Provided that this financing is approved by creditors representing 51% of total debts and the plan has been court-sanctioned, these are protected from clawback actions. Half will be claims against the insolvency estate, with the other 50% enjoying general privileges and ranking senior to unsecured creditors.
Pre-Packs
The new law allows the sale of business units, with an independent court expert appointed to collect potential pre-pack purchase offers. In subsequent insolvency proceedings they may be appointed as receiver.
The transfer of the company or its business units can happen at one of three stages during insolvency proceedings — on the submission of a request for winding-up; during liquidation stage; or through a downstream bid. Previously, it was just at the liquidation stage.
The purchase offer has a payment in cash requirement. It can be submitted by a creditor or a third-party. There is a requirement to continue or resume activity for at least three years — failure to comply can lead to damages.
Expecting a Spanish Inquisition
While the changes are mostly looked upon as favourable by restructuring practitioners, some question marks remain, most notably the treatment of government-guaranteed loans.
Prior to the new law, ICO loans (Instituto de Credito Oficial, a state-owned bank, attached to the Ministry of Economic Affairs and Competitiveness) were excluded from voluntary restructuring proceedings, said a second lawyer. The question is what happens in an involuntary or court-supervised process.

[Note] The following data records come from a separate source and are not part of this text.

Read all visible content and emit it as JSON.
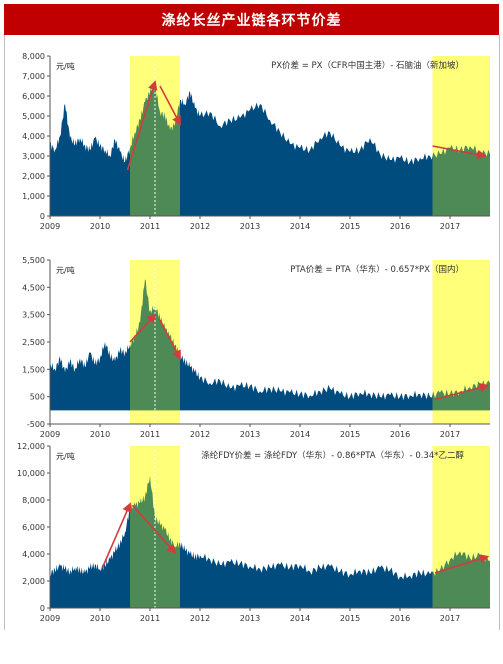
{
  "header": {
    "title": "涤纶长丝产业链各环节价差"
  },
  "colors": {
    "header_bg": "#c00000",
    "area": "#004c7f",
    "highlight": "#ffff7a",
    "overlap": "#4e8a55",
    "arrow": "#d23c3c"
  },
  "chart_data": [
    {
      "type": "area",
      "unit_label": "元/吨",
      "annotation": "PX价差 = PX（CFR中国主港）- 石脑油（新加坡）",
      "x_ticks": [
        "2009",
        "2010",
        "2011",
        "2012",
        "2013",
        "2014",
        "2015",
        "2016",
        "2017"
      ],
      "y_ticks": [
        "0",
        "1,000",
        "2,000",
        "3,000",
        "4,000",
        "5,000",
        "6,000",
        "7,000",
        "8,000"
      ],
      "ylim": [
        0,
        8000
      ],
      "xlim": [
        2009.0,
        2017.8
      ],
      "highlight_ranges": [
        [
          2010.6,
          2011.6
        ],
        [
          2016.65,
          2017.8
        ]
      ],
      "arrows": [
        {
          "from": [
            2010.55,
            2300
          ],
          "to": [
            2011.1,
            6700
          ]
        },
        {
          "from": [
            2011.2,
            6500
          ],
          "to": [
            2011.6,
            4600
          ]
        },
        {
          "from": [
            2016.65,
            3500
          ],
          "to": [
            2017.7,
            3000
          ]
        }
      ],
      "series": [
        {
          "x": [
            2009.0,
            2009.1,
            2009.2,
            2009.3,
            2009.4,
            2009.5,
            2009.6,
            2009.7,
            2009.8,
            2009.9,
            2010.0,
            2010.1,
            2010.2,
            2010.3,
            2010.4,
            2010.5,
            2010.6,
            2010.7,
            2010.8,
            2010.9,
            2011.0,
            2011.1,
            2011.2,
            2011.3,
            2011.4,
            2011.5,
            2011.6,
            2011.7,
            2011.8,
            2011.9,
            2012.0,
            2012.2,
            2012.4,
            2012.6,
            2012.8,
            2013.0,
            2013.2,
            2013.4,
            2013.6,
            2013.8,
            2014.0,
            2014.2,
            2014.4,
            2014.6,
            2014.8,
            2015.0,
            2015.2,
            2015.4,
            2015.6,
            2015.8,
            2016.0,
            2016.2,
            2016.4,
            2016.6,
            2016.8,
            2017.0,
            2017.2,
            2017.4,
            2017.6,
            2017.8
          ],
          "values": [
            3600,
            3300,
            4000,
            5600,
            3900,
            3600,
            3900,
            3500,
            3300,
            3900,
            3500,
            3300,
            3000,
            3800,
            3200,
            2700,
            3400,
            4200,
            4800,
            5700,
            6200,
            6500,
            5200,
            5000,
            4300,
            4600,
            5800,
            5600,
            6200,
            5400,
            5000,
            5200,
            4500,
            4800,
            4900,
            5300,
            5600,
            4800,
            4200,
            3600,
            3400,
            3300,
            3900,
            4200,
            3500,
            3200,
            3300,
            3900,
            3100,
            2800,
            2900,
            2700,
            2900,
            3000,
            3100,
            3400,
            3300,
            3500,
            3200,
            3100
          ]
        }
      ]
    },
    {
      "type": "area",
      "unit_label": "元/吨",
      "annotation": "PTA价差 = PTA（华东）- 0.657*PX（国内）",
      "x_ticks": [
        "2009",
        "2010",
        "2011",
        "2012",
        "2013",
        "2014",
        "2015",
        "2016",
        "2017"
      ],
      "y_ticks": [
        "-500",
        "500",
        "1,500",
        "2,500",
        "3,500",
        "4,500",
        "5,500"
      ],
      "ylim": [
        -500,
        5500
      ],
      "xlim": [
        2009.0,
        2017.8
      ],
      "highlight_ranges": [
        [
          2010.6,
          2011.6
        ],
        [
          2016.65,
          2017.8
        ]
      ],
      "arrows": [
        {
          "from": [
            2010.6,
            2500
          ],
          "to": [
            2011.1,
            3500
          ]
        },
        {
          "from": [
            2011.2,
            3300
          ],
          "to": [
            2011.6,
            1900
          ]
        },
        {
          "from": [
            2016.7,
            400
          ],
          "to": [
            2017.75,
            900
          ]
        }
      ],
      "series": [
        {
          "x": [
            2009.0,
            2009.1,
            2009.2,
            2009.3,
            2009.4,
            2009.5,
            2009.6,
            2009.7,
            2009.8,
            2009.9,
            2010.0,
            2010.1,
            2010.2,
            2010.3,
            2010.4,
            2010.5,
            2010.6,
            2010.7,
            2010.8,
            2010.9,
            2011.0,
            2011.1,
            2011.2,
            2011.3,
            2011.4,
            2011.5,
            2011.6,
            2011.7,
            2011.8,
            2011.9,
            2012.0,
            2012.2,
            2012.4,
            2012.6,
            2012.8,
            2013.0,
            2013.2,
            2013.4,
            2013.6,
            2013.8,
            2014.0,
            2014.2,
            2014.4,
            2014.6,
            2014.8,
            2015.0,
            2015.2,
            2015.4,
            2015.6,
            2015.8,
            2016.0,
            2016.2,
            2016.4,
            2016.6,
            2016.8,
            2017.0,
            2017.2,
            2017.4,
            2017.6,
            2017.8
          ],
          "values": [
            1700,
            1500,
            1900,
            1400,
            1800,
            1500,
            1900,
            1600,
            2100,
            1700,
            1900,
            2500,
            2000,
            1800,
            2200,
            2100,
            2400,
            2700,
            3200,
            4800,
            3600,
            3800,
            3400,
            3000,
            2700,
            2400,
            2000,
            1800,
            1600,
            1400,
            1200,
            1000,
            1100,
            800,
            900,
            900,
            700,
            800,
            700,
            650,
            600,
            550,
            700,
            800,
            600,
            500,
            650,
            600,
            500,
            550,
            500,
            550,
            600,
            500,
            650,
            600,
            700,
            850,
            950,
            1000
          ]
        }
      ]
    },
    {
      "type": "area",
      "unit_label": "元/吨",
      "annotation": "涤纶FDY价差 = 涤纶FDY（华东）- 0.86*PTA（华东）- 0.34*乙二醇",
      "x_ticks": [
        "2009",
        "2010",
        "2011",
        "2012",
        "2013",
        "2014",
        "2015",
        "2016",
        "2017"
      ],
      "y_ticks": [
        "0",
        "2,000",
        "4,000",
        "6,000",
        "8,000",
        "10,000",
        "12,000"
      ],
      "ylim": [
        0,
        12000
      ],
      "xlim": [
        2009.0,
        2017.8
      ],
      "highlight_ranges": [
        [
          2010.6,
          2011.6
        ],
        [
          2016.65,
          2017.8
        ]
      ],
      "arrows": [
        {
          "from": [
            2010.05,
            3000
          ],
          "to": [
            2010.6,
            7700
          ]
        },
        {
          "from": [
            2010.65,
            7600
          ],
          "to": [
            2011.5,
            4100
          ]
        },
        {
          "from": [
            2016.7,
            2600
          ],
          "to": [
            2017.75,
            3800
          ]
        }
      ],
      "series": [
        {
          "x": [
            2009.0,
            2009.1,
            2009.2,
            2009.3,
            2009.4,
            2009.5,
            2009.6,
            2009.7,
            2009.8,
            2009.9,
            2010.0,
            2010.1,
            2010.2,
            2010.3,
            2010.4,
            2010.5,
            2010.6,
            2010.7,
            2010.8,
            2010.9,
            2011.0,
            2011.1,
            2011.2,
            2011.3,
            2011.4,
            2011.5,
            2011.6,
            2011.7,
            2011.8,
            2011.9,
            2012.0,
            2012.2,
            2012.4,
            2012.6,
            2012.8,
            2013.0,
            2013.2,
            2013.4,
            2013.6,
            2013.8,
            2014.0,
            2014.2,
            2014.4,
            2014.6,
            2014.8,
            2015.0,
            2015.2,
            2015.4,
            2015.6,
            2015.8,
            2016.0,
            2016.2,
            2016.4,
            2016.6,
            2016.8,
            2017.0,
            2017.2,
            2017.4,
            2017.6,
            2017.8
          ],
          "values": [
            2600,
            2800,
            3100,
            2900,
            2700,
            3000,
            2800,
            2600,
            3000,
            3200,
            2900,
            3200,
            3600,
            4200,
            4800,
            5600,
            7400,
            7600,
            7800,
            8200,
            9800,
            6700,
            6200,
            5800,
            5100,
            4600,
            4800,
            4300,
            4000,
            3800,
            3900,
            3600,
            3200,
            3400,
            3300,
            3100,
            2900,
            3000,
            3200,
            3000,
            3200,
            2700,
            3000,
            3100,
            2700,
            2500,
            2800,
            2600,
            3000,
            2800,
            2300,
            2400,
            2600,
            2500,
            2800,
            3600,
            4200,
            3700,
            3900,
            3500
          ]
        }
      ]
    }
  ]
}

“The answer seems to be that yes, these are now out of ICO’s hands and in the courts hands and they will be included in the process. But it’s not been tested yet,” said the lawyer.

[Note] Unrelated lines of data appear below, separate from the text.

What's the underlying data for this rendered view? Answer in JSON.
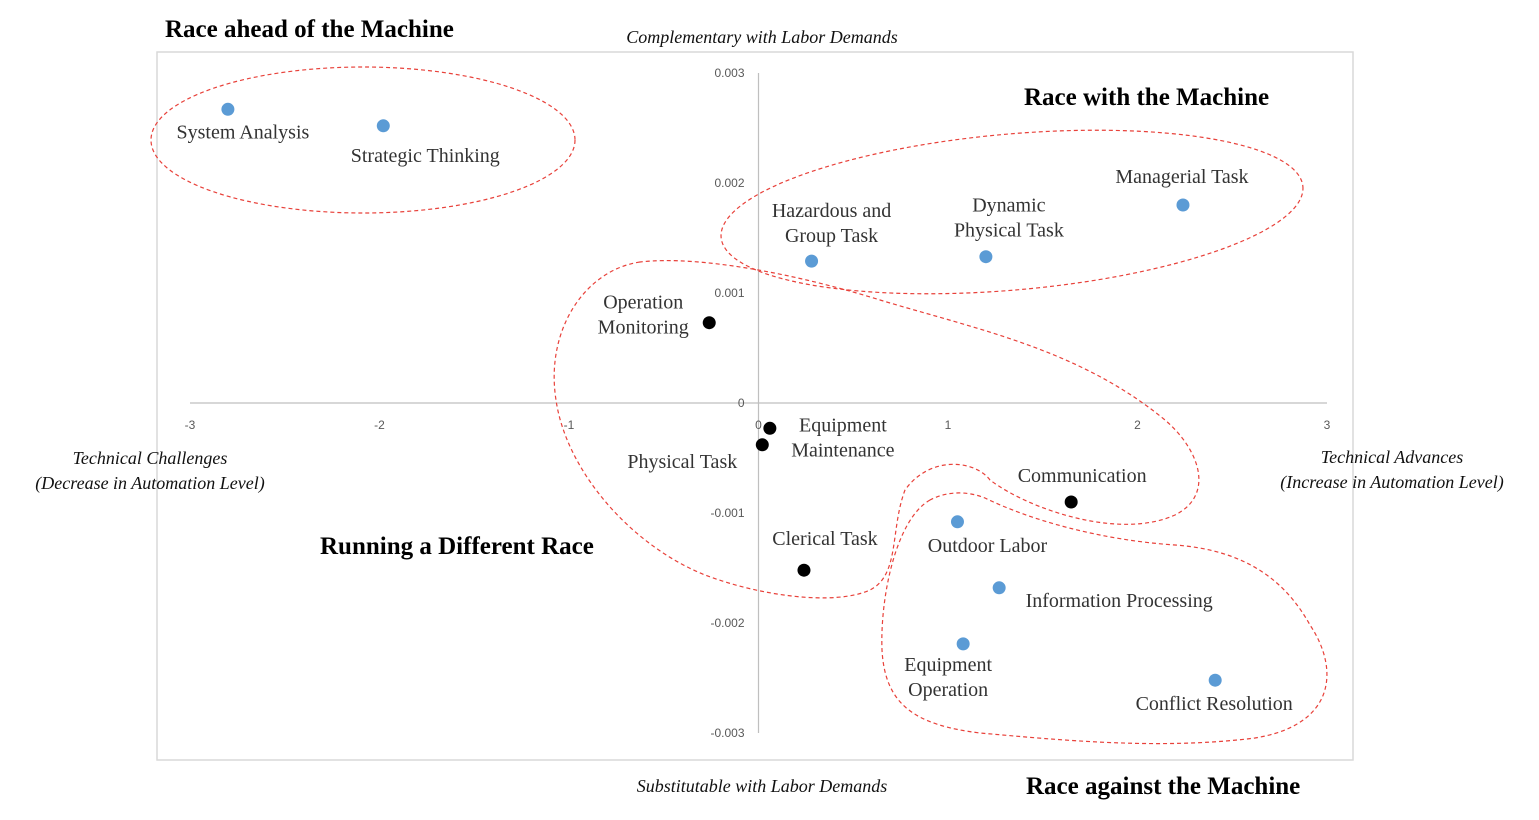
{
  "chart_data": {
    "type": "scatter",
    "xlim": [
      -3,
      3
    ],
    "ylim": [
      -0.003,
      0.003
    ],
    "x_ticks": [
      "-3",
      "-2",
      "-1",
      "0",
      "1",
      "2",
      "3"
    ],
    "y_ticks": [
      "0.003",
      "0.002",
      "0.001",
      "0",
      "-0.001",
      "-0.002",
      "-0.003"
    ],
    "grid": false,
    "axis_captions": {
      "top": "Complementary with Labor Demands",
      "bottom": "Substitutable with Labor Demands",
      "left": [
        "Technical Challenges",
        "(Decrease in Automation Level)"
      ],
      "right": [
        "Technical Advances",
        "(Increase in Automation Level)"
      ]
    },
    "quadrant_titles": {
      "top_left": "Race ahead of the Machine",
      "top_right": "Race with the Machine",
      "middle_left": "Running a Different Race",
      "bottom_right": "Race against the Machine"
    },
    "colors": {
      "blue": "#5b9bd5",
      "black": "#000000",
      "ellipse": "#e8413a"
    },
    "points": [
      {
        "label": [
          "System Analysis"
        ],
        "x": -2.8,
        "y": 0.00267,
        "color": "blue"
      },
      {
        "label": [
          "Strategic Thinking"
        ],
        "x": -1.98,
        "y": 0.00252,
        "color": "blue"
      },
      {
        "label": [
          "Managerial Task"
        ],
        "x": 2.24,
        "y": 0.0018,
        "color": "blue"
      },
      {
        "label": [
          "Dynamic",
          "Physical Task"
        ],
        "x": 1.2,
        "y": 0.00133,
        "color": "blue"
      },
      {
        "label": [
          "Hazardous and",
          "Group Task"
        ],
        "x": 0.28,
        "y": 0.00129,
        "color": "blue"
      },
      {
        "label": [
          "Operation",
          "Monitoring"
        ],
        "x": -0.26,
        "y": 0.00073,
        "color": "black"
      },
      {
        "label": [
          "Equipment",
          "Maintenance"
        ],
        "x": 0.06,
        "y": -0.00023,
        "color": "black"
      },
      {
        "label": [
          "Physical Task"
        ],
        "x": 0.02,
        "y": -0.00038,
        "color": "black"
      },
      {
        "label": [
          "Communication"
        ],
        "x": 1.65,
        "y": -0.0009,
        "color": "black"
      },
      {
        "label": [
          "Clerical Task"
        ],
        "x": 0.24,
        "y": -0.00152,
        "color": "black"
      },
      {
        "label": [
          "Outdoor Labor"
        ],
        "x": 1.05,
        "y": -0.00108,
        "color": "blue"
      },
      {
        "label": [
          "Information Processing"
        ],
        "x": 1.27,
        "y": -0.00168,
        "color": "blue"
      },
      {
        "label": [
          "Equipment",
          "Operation"
        ],
        "x": 1.08,
        "y": -0.00219,
        "color": "blue"
      },
      {
        "label": [
          "Conflict Resolution"
        ],
        "x": 2.41,
        "y": -0.00252,
        "color": "blue"
      }
    ]
  }
}
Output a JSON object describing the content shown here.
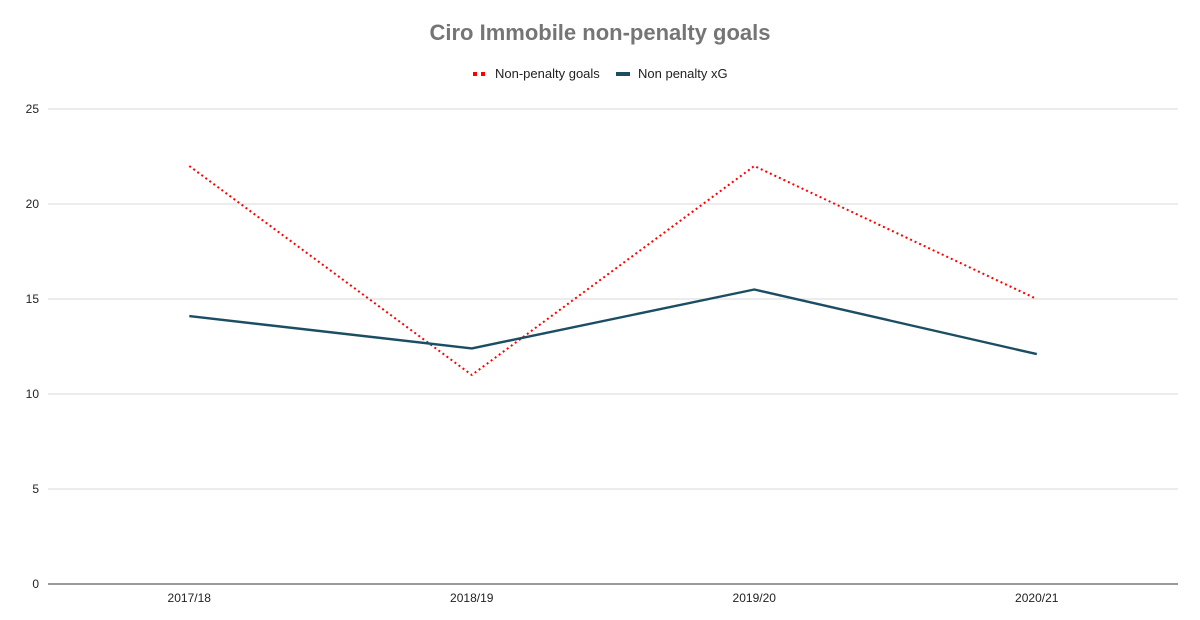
{
  "chart_data": {
    "type": "line",
    "title": "Ciro Immobile non-penalty goals",
    "xlabel": "",
    "ylabel": "",
    "categories": [
      "2017/18",
      "2018/19",
      "2019/20",
      "2020/21"
    ],
    "yticks": [
      0,
      5,
      10,
      15,
      20,
      25
    ],
    "ylim": [
      0,
      25
    ],
    "grid": true,
    "legend_position": "top",
    "series": [
      {
        "name": "Non-penalty goals",
        "values": [
          22,
          11,
          22,
          15
        ],
        "color": "#ff0000",
        "style": "dotted"
      },
      {
        "name": "Non penalty xG",
        "values": [
          14.1,
          12.4,
          15.5,
          12.1
        ],
        "color": "#1c4e63",
        "style": "solid"
      }
    ]
  }
}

They added that the treatment is likely to be assessed on a case-by-case basis, whether the bank facility (with an ICO guarantee) is secured by a pledge or mortgage or not (treated in line with other non-governmental creditors).
As reported, Food Delivery Brands (Telepizza) could be the first test, with bondholders arguing that the ICO loans could be crammed down under the reformed Spanish insolvency law if necessary. However, the Spanish government last year authorised the State Attorney’s Office to block a restructuring plan if it goes against the interests of the state.
With Spanish restructuring processes highly politicised, foreign investors will be closely watching the upcoming Telepizza restructuring and the outcome of Spanish steel producer CELSA whose protracted restructuring is still going on. Led by Deutsche Bank and Goldman Sachs, a group of funds in the ‘jumbo’ debt have submitted a restructuring plan at end-September, which is opposed by the company. SEPI, the state-fund for troubled businesses, has offered to inject €550m, but where this money goes in is still disputed between the parties, with lenders’ consent needed to approve the injection. SEPI is keen for this to go in at a super-senior level, said a third lawyer.
With the current shareholder continuing to block the deal, there is concern whether they can be crammed down, said the first lawyer, as under Spanish law they have a veto right, said the first lawyer.
“Any settlement involving public credit has to be approved by ministers, said the second lawyer. This is why voluntary restructurings involving the state were hard, we don’t know how the court will approach it. As lawyers, we think it should go into the court’s hands.”